To understand how users perceive the system we followed a Technology Acceptance Model (TAM)-based approach, a widely used model in information systems and technology adoption research [
18]. An extended TAM-type questionnaire was prepared, having mostly Likert scale-type closed-ended questions. It includes the two TAM base aspects, perceived usefulness and perceived ease of use, as well as additional aspects such as peer influence, facilitating conditions, user satisfaction, and usage intention. Please refer to
Appendix A for the full questionnaire.
We asked session coordinators, who use this system in partner entities, to respond. To diversify the survey and obtain a reasonable number of responses, we broadened the distribution of the questionnaire to other users, who, until then, were unaware of the existence of this system. The inclusion criterion for this study was having prior experience in using sensors and interpreting physical activity indicators, as well as the ability to monitor activities involving multiple participants. Each questionnaire response was based on two or more training sessions using the system. The first session served to explain the system’s operation, while the subsequent sessions were controlled by the responding user. In each experiment, in addition to the user, one or two researchers from this project were present to demonstrate the procedures and ensure protocol compliance. Additionally, two to six other people were required to wear sensors for 20 min or more during exercises of varying intensity.
TAM questionnaires can reveal specific issues or concerns that may hinder users from adopting a technology, such as perceived complexity or lack of perceived benefits. Moreover, that is what we intend to analyze from the data: to identify possible barriers or favorable factors in the users’ perception of the system. We did not aim to assess the impact of the exercise on session participants, nor to differentiate between questionnaire respondents.

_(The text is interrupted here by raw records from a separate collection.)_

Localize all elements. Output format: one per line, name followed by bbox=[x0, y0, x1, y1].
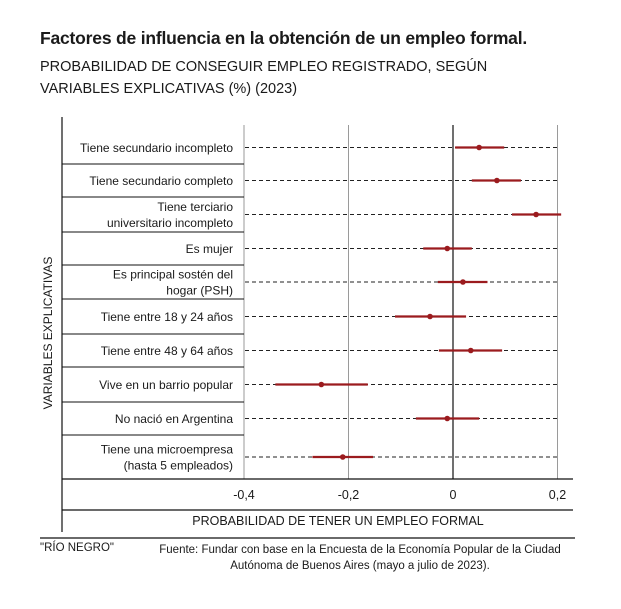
row-label: Tiene entre 18 y 24 años bbox=[101, 310, 233, 324]
row-label: Tiene secundario completo bbox=[89, 174, 233, 188]
y-axis-label: VARIABLES EXPLICATIVAS bbox=[41, 257, 55, 410]
forest-row: Tiene secundario completo bbox=[62, 163, 558, 188]
row-label: No nació en Argentina bbox=[115, 412, 233, 426]
x-axis-label: PROBABILIDAD DE TENER UN EMPLEO FORMAL bbox=[192, 514, 484, 528]
point-estimate bbox=[318, 381, 325, 388]
row-label: Tiene secundario incompleto bbox=[80, 141, 233, 155]
row-label: (hasta 5 empleados) bbox=[124, 459, 233, 473]
point-estimate bbox=[427, 313, 433, 320]
source-note: Fuente: Fundar con base en la Encuesta d… bbox=[140, 542, 580, 574]
source-line-1: Fuente: Fundar con base en la Encuesta d… bbox=[159, 544, 561, 556]
forest-row: Es mujer bbox=[62, 231, 558, 256]
point-estimate bbox=[460, 279, 466, 285]
x-tick-label: 0 bbox=[450, 488, 457, 502]
point-estimate bbox=[467, 347, 474, 354]
forest-row: No nació en Argentina bbox=[62, 401, 558, 426]
forest-row: Tiene entre 18 y 24 años bbox=[62, 298, 558, 324]
row-label: hogar (PSH) bbox=[166, 284, 233, 298]
forest-row: Tiene una microempresa (hasta 5 empleados… bbox=[62, 434, 558, 473]
point-estimate bbox=[533, 211, 539, 218]
x-tick-label: -0,4 bbox=[233, 488, 255, 502]
forest-row: Tiene entre 48 y 64 años bbox=[62, 333, 558, 358]
row-label: Es principal sostén del bbox=[113, 268, 233, 282]
row-label: Es mujer bbox=[186, 242, 233, 256]
grid-lines bbox=[243, 125, 558, 479]
row-label: universitario incompleto bbox=[107, 216, 233, 230]
x-axis: -0,4 -0,2 0 0,2 bbox=[40, 117, 575, 539]
forest-row: Vive en un barrio popular bbox=[62, 366, 558, 392]
row-label: Vive en un barrio popular bbox=[99, 378, 233, 392]
forest-row: Tiene terciario universitario incompleto bbox=[62, 196, 562, 230]
chart-rows: Tiene secundario incompleto Tiene secunda… bbox=[62, 141, 562, 473]
point-estimate bbox=[476, 144, 482, 151]
chart-subtitle: PROBABILIDAD DE CONSEGUIR EMPLEO REGISTR… bbox=[40, 56, 560, 100]
subtitle-line-1: PROBABILIDAD DE CONSEGUIR EMPLEO REGISTR… bbox=[40, 59, 488, 75]
x-tick-label: 0,2 bbox=[549, 488, 566, 502]
row-label: Tiene terciario bbox=[157, 200, 233, 214]
forest-row: Tiene secundario incompleto bbox=[80, 141, 558, 155]
point-estimate bbox=[444, 245, 451, 252]
x-tick-label: -0,2 bbox=[338, 488, 360, 502]
point-estimate bbox=[494, 177, 500, 184]
chart-title: Factores de influencia en la obtención d… bbox=[40, 28, 528, 48]
row-label: Tiene una microempresa bbox=[101, 443, 234, 457]
point-estimate bbox=[444, 415, 451, 422]
subtitle-line-2: VARIABLES EXPLICATIVAS (%) (2023) bbox=[40, 81, 298, 97]
credit: "RÍO NEGRO" bbox=[40, 542, 114, 554]
row-label: Tiene entre 48 y 64 años bbox=[101, 344, 233, 358]
forest-row: Es principal sostén del hogar (PSH) bbox=[62, 264, 558, 298]
source-line-2: Autónoma de Buenos Aires (mayo a julio d… bbox=[230, 560, 490, 572]
point-estimate bbox=[339, 454, 346, 460]
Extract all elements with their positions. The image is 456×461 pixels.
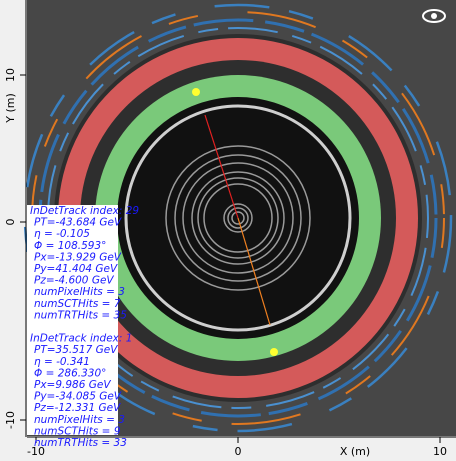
track-info-line: Px=-13.929 GeV — [34, 251, 122, 263]
track-info-line: Py=-34.085 GeV — [34, 391, 122, 403]
track-info-line: Py=41.404 GeV — [34, 263, 118, 275]
logo — [422, 9, 446, 23]
muon-arc — [47, 27, 429, 409]
y-tick-label: 10 — [4, 68, 17, 82]
track-info-line: Φ = 108.593° — [34, 240, 106, 252]
x-tick-label: -10 — [27, 445, 45, 458]
solenoid — [124, 104, 352, 332]
track-info-line: InDetTrack index: 1 — [30, 333, 132, 345]
track-info-line: PT=35.517 GeV — [34, 344, 118, 356]
track-info-line: numSCTHits = 7 — [34, 298, 121, 310]
track-info-line: numSCTHits = 9 — [34, 425, 121, 437]
track-info-line: numPixelHits = 3 — [34, 414, 125, 426]
muon-arc — [23, 3, 453, 433]
track-info-line: numPixelHits = 3 — [34, 286, 125, 298]
detector — [23, 3, 453, 433]
track-info-line: Px=9.986 GeV — [34, 379, 111, 391]
axes: -10 0 10 10 0 -10 — [4, 0, 456, 458]
calo-hit — [270, 348, 278, 356]
trt-sct — [165, 145, 311, 291]
track-info-line: Φ = 286.330° — [34, 367, 106, 379]
x-axis-label: X (m) — [340, 445, 370, 458]
track-info-line: η = -0.341 — [34, 356, 90, 368]
track — [204, 114, 239, 219]
track-info-line: η = -0.105 — [34, 228, 90, 240]
y-tick-label: 0 — [4, 219, 17, 226]
y-tick-label: -10 — [4, 411, 17, 429]
track-info-line: numTRTHits = 33 — [34, 437, 127, 449]
track-info-line: Pz=-4.600 GeV — [34, 275, 114, 287]
x-tick-label: 10 — [433, 445, 447, 458]
track — [237, 217, 271, 326]
track-info-line: PT=-43.684 GeV — [34, 217, 122, 229]
track-info-line: Pz=-12.331 GeV — [34, 402, 121, 414]
y-axis-label: Y (m) — [4, 93, 17, 124]
calo-hit — [192, 88, 200, 96]
x-tick-label: 0 — [235, 445, 242, 458]
track-info-line: InDetTrack index: 29 — [30, 205, 139, 217]
info-panel — [27, 205, 118, 435]
track-info-line: numTRTHits = 35 — [34, 309, 127, 321]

We employed common TAM data analysis procedures, including descriptive statistics and reliability analysis. The purpose of descriptive statistics is to understand the data main features, such as central tendency and data dispersion. The reliability of the scale-type questionnaire items was evaluated using Cronbach’s Alpha [
19], a measure of internal consistency.
The questionnaire was filled out via browser, using Google Forms. The data were exported to an XLSX spreadsheet format. Statistical analysis was conducted using Python, the Pandas library (
https://pandas.pydata.org/, accessed on 19 June 2024), and the Pingouin open-source statistical package (
https://pingouin-stats.org/, accessed on 19 June 2024) (the files are available in
Supplementary Material). After reviewing the initial results, a
t-test and a Mann–Whitney U test [
20] were applied in an additional experiment to determine if there were relevant differences in the perceived usefulness between two user types.